Actes des Apôtres 8, 4-25

La Parole de Dieu en Samarie

Daniel Marguerat

Les Actes des Apôtres (1-12), p. 285s 

La mise à mort d’Etienne, le proto-martyr, a déclenché une onde de choc dont le résultat est inattendu : une persécution conduite par Saul s’abat sur l’Eglise de Jérusalem dont les membres hellénistes fuient en Judée et en Samarie. Or, cette diaspora chrétienne va paradoxalement servir l’évangélisation, ce qu’indique le premier verset : Alors, ceux qui avaient été dispersés allèrent de lieu en lieu en annonçant la Bonne Nouvelle de la Parole. L’épisode samaritain qui s’ouvre ici est haut en couleurs : dominé par la figure énigmatique de Simon le mage, il va de rebondissement en rebondissement et tient le lecteur en haleine. Qui sera victorieux dans la concurrence entre Philippe et Simon ? Pourquoi la grande colère de Pierre face à Simon ?

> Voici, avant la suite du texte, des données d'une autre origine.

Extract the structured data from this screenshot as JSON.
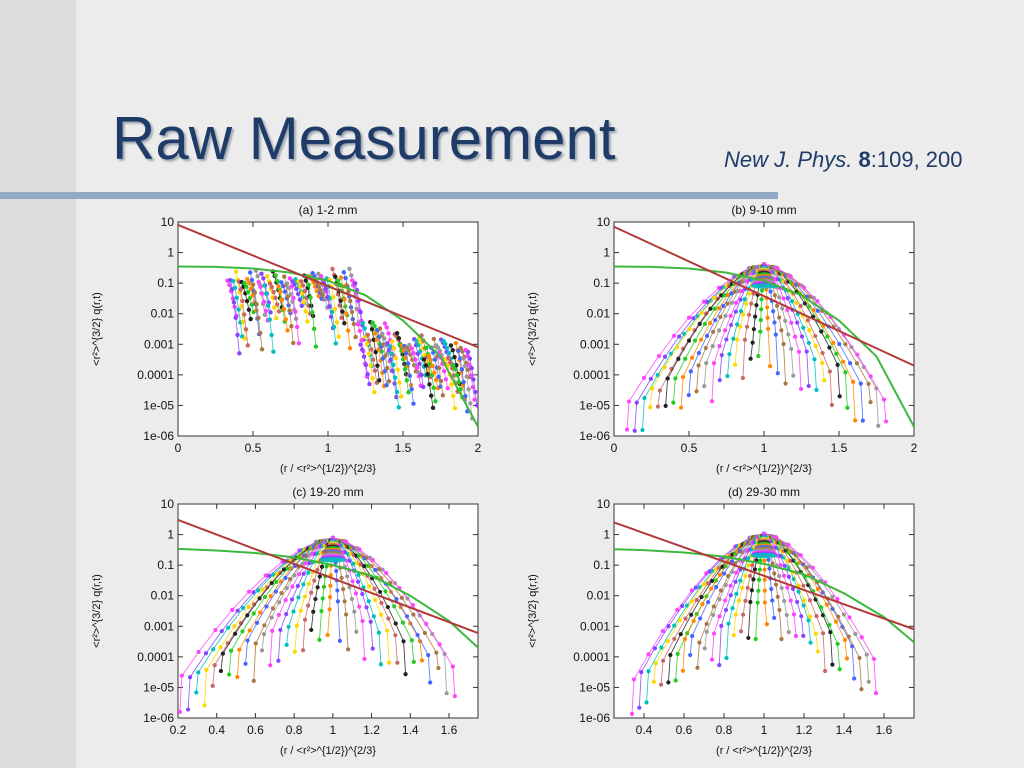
{
  "slide": {
    "title": "Raw Measurement",
    "citation": {
      "journal": "New J. Phys.",
      "volume": "8",
      "rest": ":109, 200"
    }
  },
  "colors": {
    "title": "#1f3b68",
    "rule": "#91a9c4",
    "power_law_fit": "#b23a3a",
    "gaussian_fit": "#3cb83c",
    "curve_palette": [
      "#ff44ff",
      "#8844ff",
      "#00bfbf",
      "#ffd700",
      "#cc6666",
      "#222222",
      "#22cc22",
      "#ff8800",
      "#4466ff",
      "#aa7744",
      "#999999"
    ]
  },
  "axes_common": {
    "ylabel": "<r²>^{3/2} q(r,t)",
    "xlabel": "(r / <r²>^{1/2})^{2/3}",
    "ytick_labels": [
      "10",
      "1",
      "0.1",
      "0.01",
      "0.001",
      "0.0001",
      "1e-05",
      "1e-06"
    ],
    "yscale": "log"
  },
  "chart_data": [
    {
      "type": "scatter",
      "title": "(a) 1-2 mm",
      "xlim": [
        0,
        2
      ],
      "ylim": [
        1e-06,
        10
      ],
      "xticks": [
        "0",
        "0.5",
        "1",
        "1.5",
        "2"
      ],
      "power_law_fit": {
        "x": [
          0,
          2
        ],
        "y": [
          8,
          0.0008
        ]
      },
      "gaussian_fit": {
        "x": [
          0,
          0.25,
          0.5,
          0.75,
          1.0,
          1.25,
          1.5,
          1.75,
          2.0
        ],
        "y": [
          0.35,
          0.34,
          0.3,
          0.22,
          0.12,
          0.04,
          0.006,
          0.0004,
          2e-06
        ]
      },
      "data_clusters": [
        {
          "x_range": [
            0.33,
            1.2
          ],
          "y_peak": 0.3,
          "drop_to": 0.001
        },
        {
          "x_range": [
            1.2,
            1.95
          ],
          "y_peak": 0.008,
          "drop_to": 1e-05
        }
      ]
    },
    {
      "type": "scatter",
      "title": "(b) 9-10 mm",
      "xlim": [
        0,
        2
      ],
      "ylim": [
        1e-06,
        10
      ],
      "xticks": [
        "0",
        "0.5",
        "1",
        "1.5",
        "2"
      ],
      "power_law_fit": {
        "x": [
          0,
          2
        ],
        "y": [
          7,
          0.0002
        ]
      },
      "gaussian_fit": {
        "x": [
          0,
          0.25,
          0.5,
          0.75,
          1.0,
          1.25,
          1.5,
          1.75,
          2.0
        ],
        "y": [
          0.35,
          0.34,
          0.3,
          0.22,
          0.12,
          0.04,
          0.006,
          0.0004,
          2e-06
        ]
      },
      "peak": {
        "x": 1.0,
        "y": 0.7
      },
      "fan_x_range": [
        0.1,
        1.8
      ],
      "tail_min": 1e-05
    },
    {
      "type": "scatter",
      "title": "(c) 19-20 mm",
      "xlim": [
        0.2,
        1.75
      ],
      "ylim": [
        1e-06,
        10
      ],
      "xticks": [
        "0.2",
        "0.4",
        "0.6",
        "0.8",
        "1",
        "1.2",
        "1.4",
        "1.6"
      ],
      "power_law_fit": {
        "x": [
          0.2,
          1.75
        ],
        "y": [
          3,
          0.0006
        ]
      },
      "gaussian_fit": {
        "x": [
          0.2,
          0.4,
          0.6,
          0.8,
          1.0,
          1.2,
          1.4,
          1.6,
          1.75
        ],
        "y": [
          0.34,
          0.3,
          0.25,
          0.18,
          0.1,
          0.045,
          0.01,
          0.0015,
          0.0002
        ]
      },
      "peak": {
        "x": 1.0,
        "y": 1.3
      },
      "fan_x_range": [
        0.22,
        1.62
      ],
      "tail_min": 3e-06
    },
    {
      "type": "scatter",
      "title": "(d) 29-30 mm",
      "xlim": [
        0.25,
        1.75
      ],
      "ylim": [
        1e-06,
        10
      ],
      "xticks": [
        "0.4",
        "0.6",
        "0.8",
        "1",
        "1.2",
        "1.4",
        "1.6"
      ],
      "power_law_fit": {
        "x": [
          0.25,
          1.75
        ],
        "y": [
          2.5,
          0.0008
        ]
      },
      "gaussian_fit": {
        "x": [
          0.25,
          0.4,
          0.6,
          0.8,
          1.0,
          1.2,
          1.4,
          1.6,
          1.75
        ],
        "y": [
          0.33,
          0.31,
          0.26,
          0.19,
          0.11,
          0.05,
          0.012,
          0.002,
          0.0003
        ]
      },
      "peak": {
        "x": 1.0,
        "y": 1.8
      },
      "fan_x_range": [
        0.35,
        1.55
      ],
      "tail_min": 8e-06
    }
  ]
}
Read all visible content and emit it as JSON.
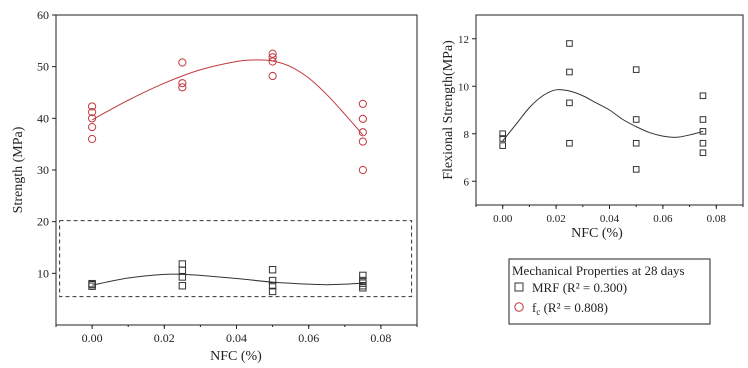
{
  "colors": {
    "mrf": "#333333",
    "fc": "#c0393e",
    "dashed_box": "#333333",
    "axis": "#222222"
  },
  "legend": {
    "title": "Mechanical Properties at 28 days",
    "mrf_label": "MRF (R² = 0.300)",
    "fc_label_main": "f",
    "fc_label_sub": "c",
    "fc_label_rest": " (R² = 0.808)",
    "mrf_marker": "square",
    "fc_marker": "circle"
  },
  "chart_data": [
    {
      "type": "scatter",
      "ylabel": "Strength (MPa)",
      "xlabel": "NFC (%)",
      "xlim": [
        -0.01,
        0.09
      ],
      "ylim": [
        0,
        60
      ],
      "xticks": [
        0.0,
        0.02,
        0.04,
        0.06,
        0.08
      ],
      "xtick_labels": [
        "0.00",
        "0.02",
        "0.04",
        "0.06",
        "0.08"
      ],
      "yticks": [
        10,
        20,
        30,
        40,
        50,
        60
      ],
      "ytick_labels": [
        "10",
        "20",
        "30",
        "40",
        "50",
        "60"
      ],
      "dashed_box": {
        "x": [
          -0.009,
          0.0885
        ],
        "y": [
          5.5,
          20.2
        ]
      },
      "series": [
        {
          "name": "f_c (R² = 0.808)",
          "marker": "circle",
          "points": [
            [
              0.0,
              36.0
            ],
            [
              0.0,
              38.3
            ],
            [
              0.0,
              40.0
            ],
            [
              0.0,
              41.2
            ],
            [
              0.0,
              42.3
            ],
            [
              0.025,
              46.0
            ],
            [
              0.025,
              46.8
            ],
            [
              0.025,
              50.8
            ],
            [
              0.05,
              48.2
            ],
            [
              0.05,
              51.0
            ],
            [
              0.05,
              51.8
            ],
            [
              0.05,
              52.5
            ],
            [
              0.075,
              30.0
            ],
            [
              0.075,
              35.5
            ],
            [
              0.075,
              37.3
            ],
            [
              0.075,
              39.9
            ],
            [
              0.075,
              42.8
            ]
          ],
          "fit": [
            [
              0.0,
              39.7
            ],
            [
              0.01,
              43.5
            ],
            [
              0.02,
              46.8
            ],
            [
              0.03,
              49.4
            ],
            [
              0.04,
              51.0
            ],
            [
              0.045,
              51.3
            ],
            [
              0.05,
              51.1
            ],
            [
              0.055,
              50.0
            ],
            [
              0.06,
              47.8
            ],
            [
              0.065,
              44.6
            ],
            [
              0.07,
              40.8
            ],
            [
              0.075,
              36.8
            ]
          ]
        },
        {
          "name": "MRF (R² = 0.300)",
          "marker": "square",
          "points": [
            [
              0.0,
              7.5
            ],
            [
              0.0,
              7.8
            ],
            [
              0.0,
              8.0
            ],
            [
              0.025,
              7.6
            ],
            [
              0.025,
              9.3
            ],
            [
              0.025,
              10.6
            ],
            [
              0.025,
              11.8
            ],
            [
              0.05,
              6.5
            ],
            [
              0.05,
              7.6
            ],
            [
              0.05,
              8.6
            ],
            [
              0.05,
              10.7
            ],
            [
              0.075,
              7.2
            ],
            [
              0.075,
              7.6
            ],
            [
              0.075,
              8.1
            ],
            [
              0.075,
              8.6
            ],
            [
              0.075,
              9.6
            ]
          ],
          "fit": [
            [
              0.0,
              7.7
            ],
            [
              0.01,
              9.1
            ],
            [
              0.02,
              9.8
            ],
            [
              0.025,
              9.8
            ],
            [
              0.03,
              9.6
            ],
            [
              0.04,
              9.0
            ],
            [
              0.05,
              8.3
            ],
            [
              0.06,
              7.9
            ],
            [
              0.065,
              7.8
            ],
            [
              0.07,
              7.9
            ],
            [
              0.075,
              8.1
            ]
          ]
        }
      ]
    },
    {
      "type": "scatter",
      "ylabel": "Flexional Strength(MPa)",
      "xlabel": "NFC (%)",
      "xlim": [
        -0.01,
        0.09
      ],
      "ylim": [
        5,
        13
      ],
      "xticks": [
        0.0,
        0.02,
        0.04,
        0.06,
        0.08
      ],
      "xtick_labels": [
        "0.00",
        "0.02",
        "0.04",
        "0.06",
        "0.08"
      ],
      "yticks": [
        6,
        8,
        10,
        12
      ],
      "ytick_labels": [
        "6",
        "8",
        "10",
        "12"
      ],
      "series": [
        {
          "name": "MRF (R² = 0.300)",
          "marker": "square",
          "points": [
            [
              0.0,
              7.5
            ],
            [
              0.0,
              7.8
            ],
            [
              0.0,
              8.0
            ],
            [
              0.025,
              7.6
            ],
            [
              0.025,
              9.3
            ],
            [
              0.025,
              10.6
            ],
            [
              0.025,
              11.8
            ],
            [
              0.05,
              6.5
            ],
            [
              0.05,
              7.6
            ],
            [
              0.05,
              8.6
            ],
            [
              0.05,
              10.7
            ],
            [
              0.075,
              7.2
            ],
            [
              0.075,
              7.6
            ],
            [
              0.075,
              8.1
            ],
            [
              0.075,
              8.6
            ],
            [
              0.075,
              9.6
            ]
          ],
          "fit": [
            [
              0.0,
              7.7
            ],
            [
              0.005,
              8.4
            ],
            [
              0.01,
              9.1
            ],
            [
              0.015,
              9.6
            ],
            [
              0.02,
              9.85
            ],
            [
              0.025,
              9.8
            ],
            [
              0.03,
              9.6
            ],
            [
              0.035,
              9.3
            ],
            [
              0.04,
              9.0
            ],
            [
              0.045,
              8.6
            ],
            [
              0.05,
              8.3
            ],
            [
              0.055,
              8.05
            ],
            [
              0.06,
              7.9
            ],
            [
              0.065,
              7.85
            ],
            [
              0.07,
              7.95
            ],
            [
              0.075,
              8.1
            ]
          ]
        }
      ]
    }
  ]
}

Ce morceau est typique du style épisodique de Luc, consistant à traiter des problématiques théologiques au travers de cas particuliers. L’auteur des Actes a le talent d’exposer l’anecdote qui fait sens. En l’occurrence, à l’occasion de l’évangélisation de la Samarie, il est guidé par le souci de raconter comment se constitue une nouvelle communauté chrétienne, et comment son intégrité est sauvegardée contre des tensions internes. Mais sur quel thème insiste l’épisode ? On s’aperçoit qu’il a été tour à tour lu comme un exemple de confrontation entre miracle et magie, comme la démonstration du pouvoir apostolique en Eglise, comme l’affirmation de la liberté de l’Esprit, comme une polémique contre la corruption de l’argent, comme un cas de conflit avec une dissidence charismatique, comme un épisode de la lutte du christianisme contre le syncrétisme religieux. L’intérêt de Luc pour la dimension éthique ou pneumatologique de l’incident n’est pas à nier. Il apparaît toutefois qu’au moment où l’Evangile se risque au-delà de Jérusalem, l’histoire de Simon conduit l’auteur à aborder le thème de la concurrence religieuse qu’affronte le christianisme, et singulièrement le risque que représente pour lui le syncrétisme religieux ; à cette occasion, il profite de poser la distinction entre charisme évangélique et manipulation du sacré.